« Covid- 19 : la mobilisation des makers français est sans précédent, il serait temps que l’État s’en rende compte », écrivent Hugues Aubin (Vice-Président du Réseau Français des Fablabs) et Ewen Chardronnet (rédacteur en chef de Makery, « le média de tous les labs »).
Le Réseau Français des Fablabs estime qu’environ 50 prototypes (masque, visière, respirateur, pousse-seringue...) et 100 000 visières ont été produites par impression 3D ou découpe laser en France ces deux dernières semaines. Une production distribuée assurée par 5000 makers bénévoles et 100 fablabs, jamais vue à l’échelle nationale.
Fablabs, makers indépendants, petites entreprises reprennent ou créent aujourd’hui des plans pour fabriquer en série et en urgence des équipements pour tous les personnels exposés : protections faciales, connecteurs de remplacement pour les dispositifs de ventilation, pousse-seringues, systèmes anti-contamination pour ouvrir des portes, désinfecter, etc.
Mais si les acteurs concernés aujourd’hui par la crise sont dans l’action, ils sont sans validations ni conseils des autorités légitimes que sont l’Agence nationale de sécurité du médicament et des produits de santé (ANSM) et le Ministère de la Santé. Et malgré les propositions du Réseau Français des Fablabs au Président de la République et au Ministre de la Santé, fablabs et makers doivent composer seuls avec les soignants et la société civile de proximité.

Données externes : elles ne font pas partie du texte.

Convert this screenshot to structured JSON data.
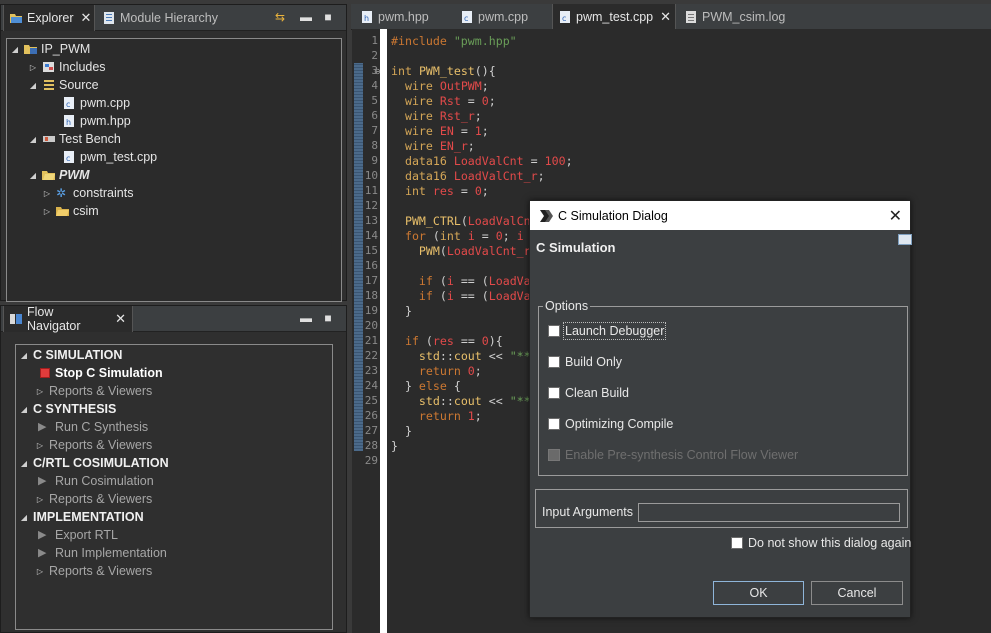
{
  "explorer": {
    "tabs": [
      {
        "label": "Explorer"
      },
      {
        "label": "Module Hierarchy"
      }
    ],
    "tree": [
      {
        "label": "IP_PWM"
      },
      {
        "label": "Includes"
      },
      {
        "label": "Source"
      },
      {
        "label": "pwm.cpp"
      },
      {
        "label": "pwm.hpp"
      },
      {
        "label": "Test Bench"
      },
      {
        "label": "pwm_test.cpp"
      },
      {
        "label": "PWM"
      },
      {
        "label": "constraints"
      },
      {
        "label": "csim"
      }
    ]
  },
  "flow_navigator": {
    "title": "Flow Navigator",
    "items": [
      {
        "label": "C SIMULATION"
      },
      {
        "label": "Stop C Simulation"
      },
      {
        "label": "Reports & Viewers"
      },
      {
        "label": "C SYNTHESIS"
      },
      {
        "label": "Run C Synthesis"
      },
      {
        "label": "Reports & Viewers"
      },
      {
        "label": "C/RTL COSIMULATION"
      },
      {
        "label": "Run Cosimulation"
      },
      {
        "label": "Reports & Viewers"
      },
      {
        "label": "IMPLEMENTATION"
      },
      {
        "label": "Export RTL"
      },
      {
        "label": "Run Implementation"
      },
      {
        "label": "Reports & Viewers"
      }
    ]
  },
  "editor": {
    "tabs": [
      {
        "label": "pwm.hpp"
      },
      {
        "label": "pwm.cpp"
      },
      {
        "label": "pwm_test.cpp"
      },
      {
        "label": "PWM_csim.log"
      }
    ],
    "line_numbers": [
      "1",
      "2",
      "3",
      "4",
      "5",
      "6",
      "7",
      "8",
      "9",
      "10",
      "11",
      "12",
      "13",
      "14",
      "15",
      "16",
      "17",
      "18",
      "19",
      "20",
      "21",
      "22",
      "23",
      "24",
      "25",
      "26",
      "27",
      "28",
      "29"
    ]
  },
  "dialog": {
    "title": "C Simulation Dialog",
    "heading": "C Simulation",
    "options_label": "Options",
    "options": [
      {
        "label": "Launch Debugger"
      },
      {
        "label": "Build Only"
      },
      {
        "label": "Clean Build"
      },
      {
        "label": "Optimizing Compile"
      },
      {
        "label": "Enable Pre-synthesis Control Flow Viewer"
      }
    ],
    "input_arguments_label": "Input Arguments",
    "input_arguments_value": "",
    "dont_show_label": "Do not show this dialog again",
    "ok_label": "OK",
    "cancel_label": "Cancel"
  }
}
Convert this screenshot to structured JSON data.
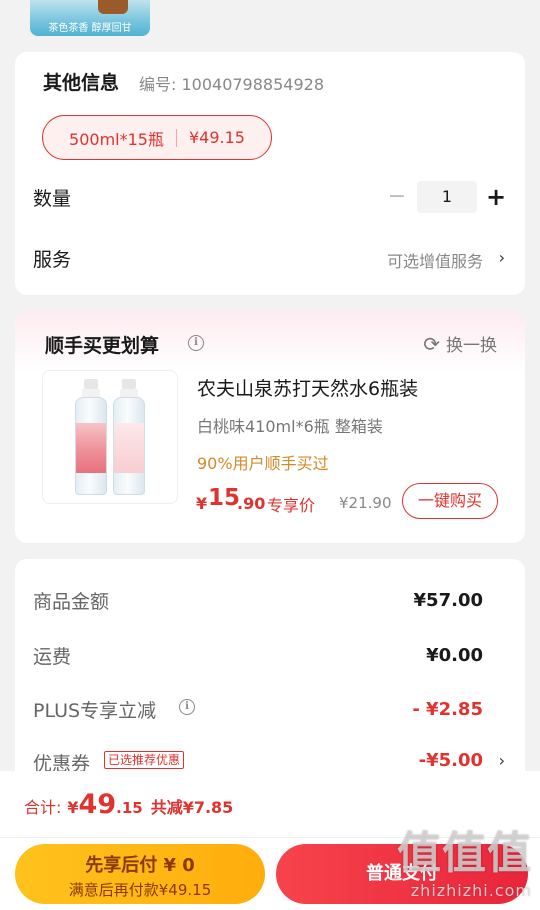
{
  "top_image": {
    "caption": "茶色茶香 醇厚回甘"
  },
  "other_info": {
    "title": "其他信息",
    "sku_label": "编号: 10040798854928",
    "spec": {
      "size": "500ml*15瓶",
      "price": "¥49.15"
    },
    "quantity": {
      "label": "数量",
      "minus": "−",
      "value": "1",
      "plus": "+"
    },
    "service": {
      "label": "服务",
      "value": "可选增值服务"
    }
  },
  "deal": {
    "title": "顺手买更划算",
    "swap_label": "换一换",
    "product": {
      "name": "农夫山泉苏打天然水6瓶装",
      "spec": "白桃味410ml*6瓶   整箱装",
      "hint": "90%用户顺手买过",
      "price_yen": "¥",
      "price_int": "15",
      "price_dec": ".90",
      "price_tag": "专享价",
      "old_price": "¥21.90",
      "buy_label": "一键购买"
    }
  },
  "summary": {
    "rows": [
      {
        "label": "商品金额",
        "value": "¥57.00"
      },
      {
        "label": "运费",
        "value": "¥0.00"
      },
      {
        "label": "PLUS专享立减",
        "value": "- ¥2.85"
      },
      {
        "label": "优惠券",
        "tag": "已选推荐优惠",
        "value": "-¥5.00"
      }
    ]
  },
  "bottom": {
    "total_label": "合计:",
    "total_yen": "¥",
    "total_int": "49",
    "total_dec": ".15",
    "save_label": "共减¥7.85",
    "pay_later_title": "先享后付 ¥ 0",
    "pay_later_sub": "满意后再付款¥49.15",
    "pay_normal": "普通支付"
  },
  "watermark": {
    "big": "值值值",
    "small": "zhizhizhi.com"
  },
  "colors": {
    "accent_red": "#e0332f",
    "pay_later_yellow": "#ffb814",
    "hint_orange": "#d48a2a"
  }
}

Cette situation de déficit de l’État risque de créer de la défiance et de l’inefficacité, déplorent les auteurs de la tribune : les fablabs comme les milliers de makers indépendants – ces derniers ont parfois investi jusqu’à 500 euros de leur poche pour imprimer des visières – ne se sentent pas considérés. Et arrivent financièrement à bout de souffle.
Pour eux, il n’est pas normal que ce soient encore ces citoyens mobilisés qui financent eux-mêmes des kilos de plastique imprimable pour les visières, valves et adaptateurs, que les multiples groupes de confection de masques ne soient pas soutenus en matériaux textile. Le gouvernement et les régions ont acté des plans Covid-19 de plusieurs millions d’euros mais n’ont parfois encore rien fait en direction des makers.
En attendant la réaction au plus haut, les CHU valident des solutions de fortune, mais de manière empirique et sans cadre légal clair, quand il n’y a rien d’autre à disposition et que la réponse immédiate au terrain est littéralement vitale.
Un espoir nouveau vient désormais de l’AP-HP (Assistance publique – Hôpitaux de Paris) et de sa plateforme Covid-3d qui, à partir du 13 avril, homologuera au fil de l’eau des modèles sans brevets issus de la recherche ouverte pour les diffuser avec des spécifications de fabrication et de distribution sécurisées.
La tribune dresse par ailleurs la (longue) liste des projets collaboratifs, groupes Facebook, Mattermost ou Discord, chaînes YouTube et FabLabs engagés dans la lutte contre la pandémie et qui, pour certaines, fonctionnent aujourd’hui 24/24, avec des équipes de jour comme de nuit (voir aussi la plateforme Covid-Initiatives).
Elles ont besoin de soutien sur les ressources humaines et d’appui sur la cohérence territoriale : des informations claires et synthétisées sont nécessaires en termes de priorités médicales et de logistique dans un circuit local. Au surplus, estiment-ils, tout cela montre le rôle crucial de la science ouverte en matière de réponse rapide à l’urgence pandémique et ce précédent peut être extrêmement fondateur pour les pays du Sud.
Là où l’on cherchait autrefois à financer un appareillage médical vendu à prix d’or et non réparable sur place, existe l’espoir d’une appropriation, refabrication ou adaptation aux contextes locaux par le partage de plans, le design distribué ouvert et la fabrication optimisée aux ressources disponibles sur place. C’est potentiellement plus rapide, moins cher, cela facilite l’accès au matériel de santé et donc l’accès au soin.